Complications of Vasoreactivity Testing
We previously reported complications during vasoreactivity testing in another review.29 In western studies, bradycardia was often observed due to the effect of ACh in patients without a pacemaker. In contrast, ventricular fibrillation or tachycardia necessary for electrical cardioversion is often found in Japanese reports.30 However, we could not find irreversible complications, including death, in recent reports. Buxton et al. reported three deaths due to severe spasm caused by performing intravenous ER tests.31 Selective vasoreactivity testing is a safe and useful method for patients worldwide.5,14 According to the COVADIS group and JCS guidelines, vasoreactivity testing was classified as a class I method.4,8
Future Vasoreactivity Testing
Cardiologists should understand the usefulness and limitations of single vasoreactivity testing for diagnosing the presence of ES and CMS. If we did not obtain positive results, we reported a negative vasoreactivity test, but we did not diagnose these patients with negative spasms. Cardiologists should reconsider a pseudonegative result when a negative vasoreactivity test is observed. If cardiologists strongly suspect ES and CMS, we recommend that they perform supplementary and sequential vasoreactivity testing to clarify the strict diagnosis, as shown in Figure 5.
Future vasoreactivity tests may involve a more complex technique.
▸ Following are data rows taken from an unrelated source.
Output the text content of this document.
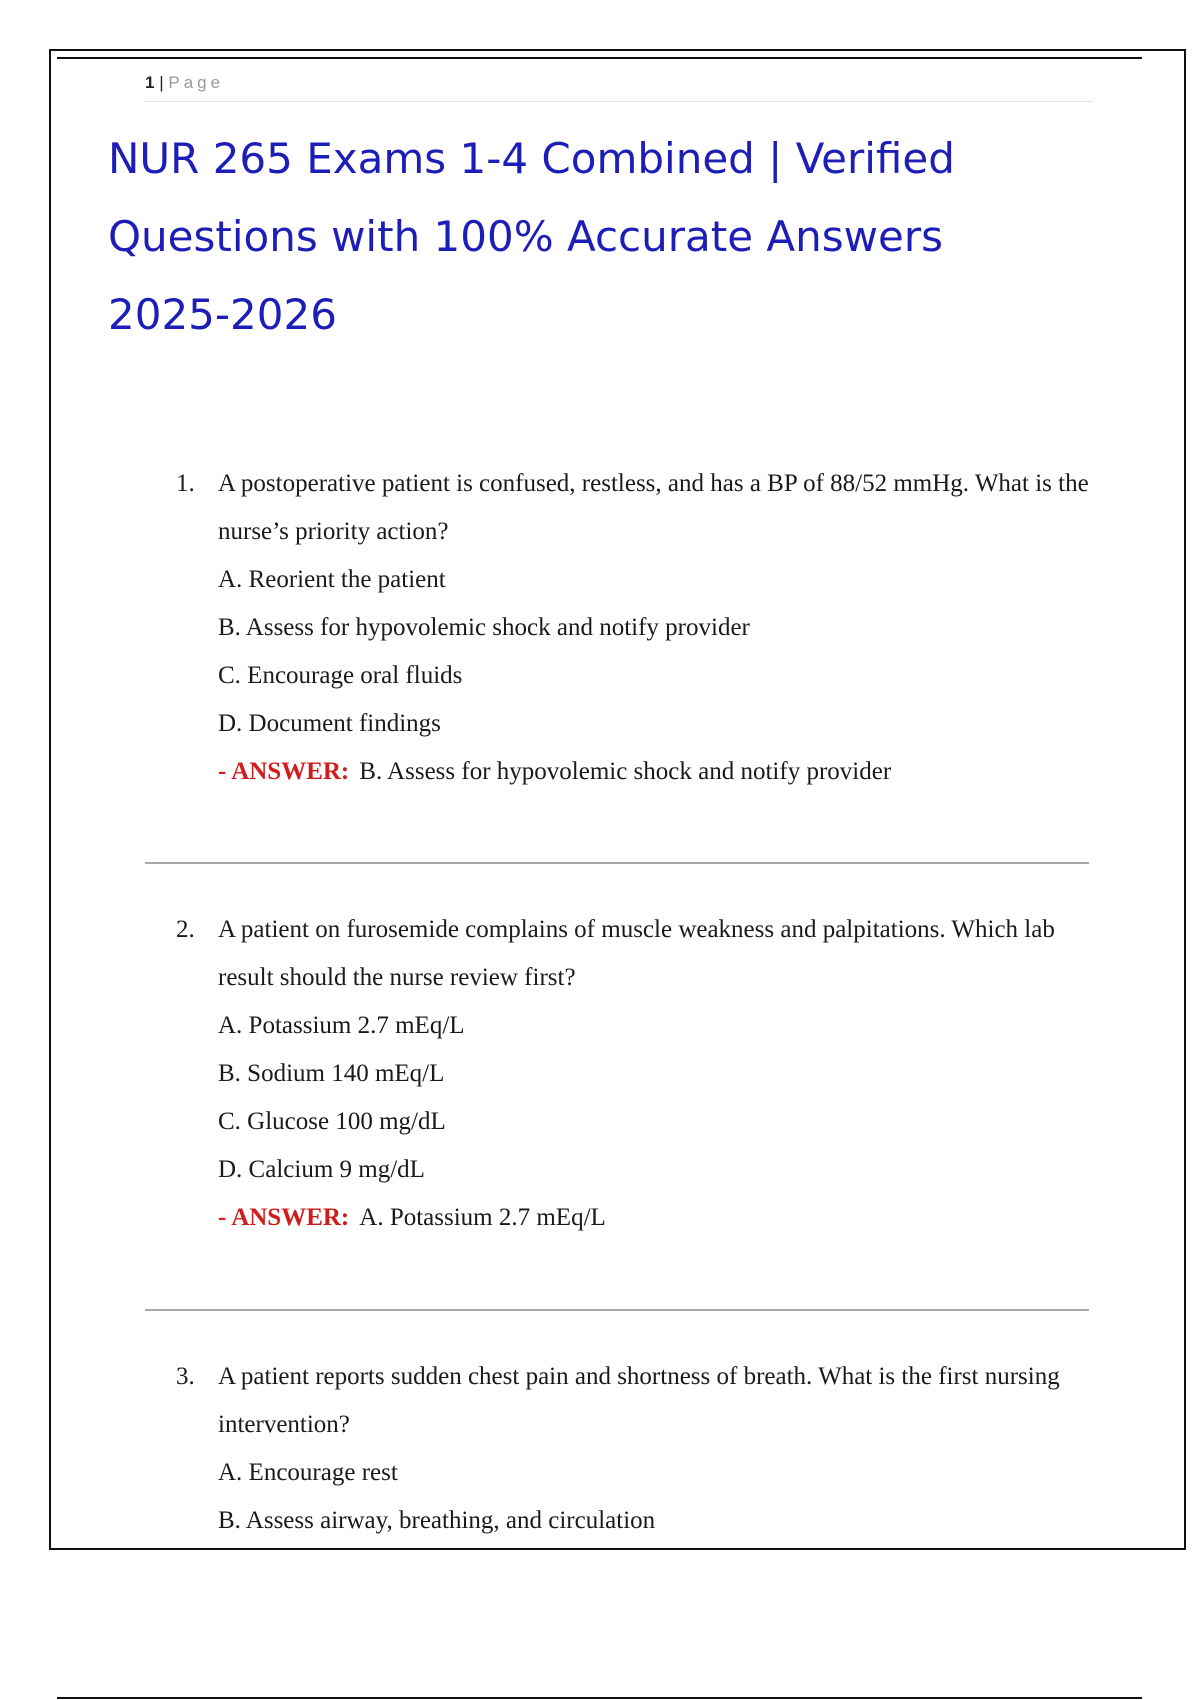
1 | Page
NUR 265 Exams 1-4 Combined | Verified Questions with 100% Accurate Answers 2025-2026
1. A postoperative patient is confused, restless, and has a BP of 88/52 mmHg. What is the nurse’s priority action?
A. Reorient the patient
B. Assess for hypovolemic shock and notify provider
C. Encourage oral fluids
D. Document findings
- ANSWER: B. Assess for hypovolemic shock and notify provider
2. A patient on furosemide complains of muscle weakness and palpitations. Which lab result should the nurse review first?
A. Potassium 2.7 mEq/L
B. Sodium 140 mEq/L
C. Glucose 100 mg/dL
D. Calcium 9 mg/dL
- ANSWER: A. Potassium 2.7 mEq/L
3. A patient reports sudden chest pain and shortness of breath. What is the first nursing intervention?
A. Encourage rest
B. Assess airway, breathing, and circulation
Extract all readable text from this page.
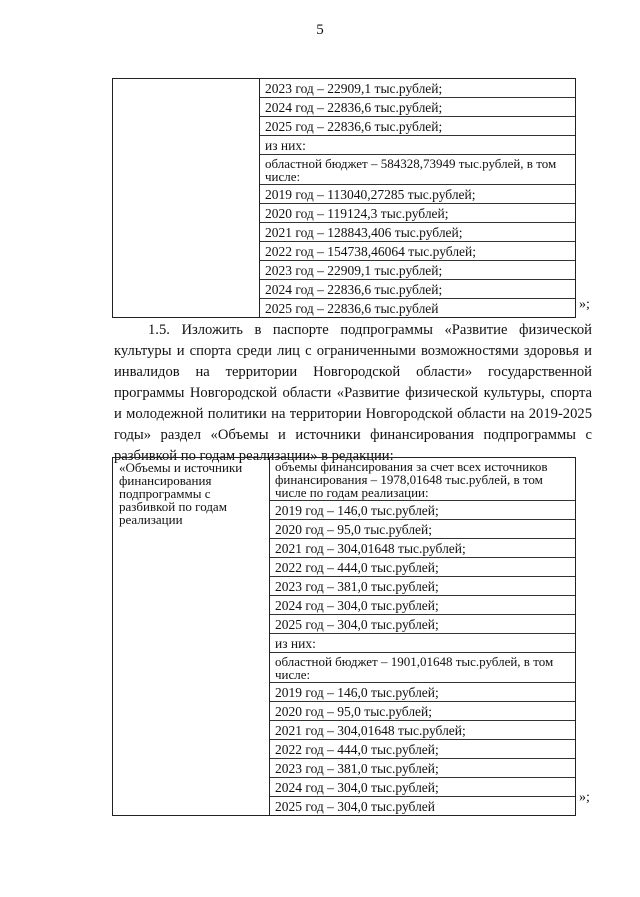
5

2023 год – 22909,1 тыс.рублей;
2024 год – 22836,6 тыс.рублей;
2025 год – 22836,6 тыс.рублей;
из них:
областной бюджет – 584328,73949 тыс.рублей, в том числе:
2019 год – 113040,27285 тыс.рублей;
2020 год – 119124,3 тыс.рублей;
2021 год – 128843,406 тыс.рублей;
2022 год – 154738,46064 тыс.рублей;
2023 год – 22909,1 тыс.рублей;
2024 год – 22836,6 тыс.рублей;
2025 год – 22836,6 тыс.рублей	»;
1.5. Изложить в паспорте подпрограммы «Развитие физической культуры и спорта среди лиц с ограниченными возможностями здоровья и инвалидов на территории Новгородской области» государственной программы Новгородской области «Развитие физической культуры, спорта и молодежной политики на территории Новгородской области на 2019-2025 годы» раздел «Объемы и источники финансирования подпрограммы с разбивкой по годам реализации» в редакции:
«Объемы и источники финансирования подпрограммы с разбивкой по годам реализации	
объемы финансирования за счет всех источников финансирования – 1978,01648 тыс.рублей, в том числе по годам реализации:
2019 год – 146,0 тыс.рублей;
2020 год – 95,0 тыс.рублей;
2021 год – 304,01648 тыс.рублей;
2022 год – 444,0 тыс.рублей;
2023 год – 381,0 тыс.рублей;
2024 год – 304,0 тыс.рублей;
2025 год – 304,0 тыс.рублей;
из них:
областной бюджет – 1901,01648 тыс.рублей, в том числе:
2019 год – 146,0 тыс.рублей;
2020 год – 95,0 тыс.рублей;
2021 год – 304,01648 тыс.рублей;
2022 год – 444,0 тыс.рублей;
2023 год – 381,0 тыс.рублей;
2024 год – 304,0 тыс.рублей;
2025 год – 304,0 тыс.рублей
»;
If western and Japanese cardiologists performed additional vasoreactivity testing to diagnose ES and CMS in the cardiac catheterisation laboratory, a more precise diagnosis of patients with NOCAD will be obtained in the future. Furthermore, guidewire-based evaluation of non-endothelial-dependent coronary microvascular function is recommended by the western reports and the European Society of Cardiology guidelines in patients with NOCAD.1,32,33 Non-invasive methods of CMD assessment, such as transthoracic echo Doppler, cardiovascular MRI or PET, are also useful for patients with NOCAD.
Conclusion
Vasoreactivity testing is essential for diagnosing patients with NOCAD. A single pharmacological spasm provocation test has limited efficacy for verifying the presence or absence of coronary ES and CMS. In the future, cardiologists should use supplementary or sequential vasoreactivity testing for patients with NOCAD, as needed.